Genau diese beiden Bilder (Bild 1 und Bild 16) bilden die erzählerische Klammer um den
ewigen Kreislauf, in dem sich die stetig neue Geburt der Stadt aus der Vereinigung von Duende
und Maria bewegt. Der Duende wird sich immer wieder in Maria verlieben und sie ewig aufs
Neue verlieren. Sie wird immer wieder ihre Aufgabe als Mutter der Stadt wahrnehmen und
deswegen zum Menschen werden, der lebt, hofft und zerbricht und die Stadt damit am
Leben erhält. Der Kreislauf wird geschlossen durch die Auferstehung Marias als Ikone und
die Geburt einer neuen Tochter, die das Rad des Lebens in Buenos Aires weiterdreht. Der
Duende erkennt schließlich (oder ewig aufs Neue) seine Funktion als Vater der Stadt und
verhilft Maria dazu, gleichzeitig Heilige und Mutter zu sein. Er wird Maria von einer toten
Seele in einen Mythos verwandeln und sie auf der Bühne umschminken, umziehen und
kreuzigen. Darum ist er auch der Vater ihres Kindes und damit auch der Stadt, die wieder
Maria de Buenos Aires heißt.
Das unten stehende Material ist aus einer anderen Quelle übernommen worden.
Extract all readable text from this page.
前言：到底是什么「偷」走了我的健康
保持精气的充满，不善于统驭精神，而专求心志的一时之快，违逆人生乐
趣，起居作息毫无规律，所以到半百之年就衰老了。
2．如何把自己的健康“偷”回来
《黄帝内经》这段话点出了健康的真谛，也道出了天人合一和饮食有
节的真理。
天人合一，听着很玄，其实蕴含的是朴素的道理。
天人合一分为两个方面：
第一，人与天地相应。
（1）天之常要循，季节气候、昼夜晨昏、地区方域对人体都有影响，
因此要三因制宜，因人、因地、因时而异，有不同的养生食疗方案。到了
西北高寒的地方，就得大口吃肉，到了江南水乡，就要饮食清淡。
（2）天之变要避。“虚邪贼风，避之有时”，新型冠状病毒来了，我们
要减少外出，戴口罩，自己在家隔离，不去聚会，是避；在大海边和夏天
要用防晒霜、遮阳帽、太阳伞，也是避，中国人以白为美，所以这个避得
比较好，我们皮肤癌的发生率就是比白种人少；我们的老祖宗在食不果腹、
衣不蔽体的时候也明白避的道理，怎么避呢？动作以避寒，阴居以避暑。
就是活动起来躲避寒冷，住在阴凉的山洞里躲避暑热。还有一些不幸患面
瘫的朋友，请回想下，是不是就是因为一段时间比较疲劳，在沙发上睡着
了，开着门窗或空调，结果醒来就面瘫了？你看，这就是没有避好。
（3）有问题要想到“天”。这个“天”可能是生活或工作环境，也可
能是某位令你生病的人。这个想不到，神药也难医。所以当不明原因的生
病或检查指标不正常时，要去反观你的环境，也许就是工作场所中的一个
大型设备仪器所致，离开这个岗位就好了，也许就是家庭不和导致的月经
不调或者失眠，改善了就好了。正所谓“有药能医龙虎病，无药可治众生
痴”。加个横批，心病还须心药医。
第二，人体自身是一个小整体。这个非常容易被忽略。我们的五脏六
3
Das Bild zu Beginn der Oper ist das eines Stadtgeschehens:
man sieht Menschen, die zur Arbeit gehen, auf den Bus warten, sich streiten, küssen, betteln,
einkaufen, etc…. Am Ende ist dieses Bild ergänzt um Maria, die als Ikone hinten in der Mitte
der Bühne drapiert ist. Von den meisten Menschen wird sie gar nicht wahrgenommen, doch
verirren sich immer wieder Einzelne ganz heimlich zu ihr, um bei ihr Blumen niederzulegen
und auf ein besseres Leben zu hoffen.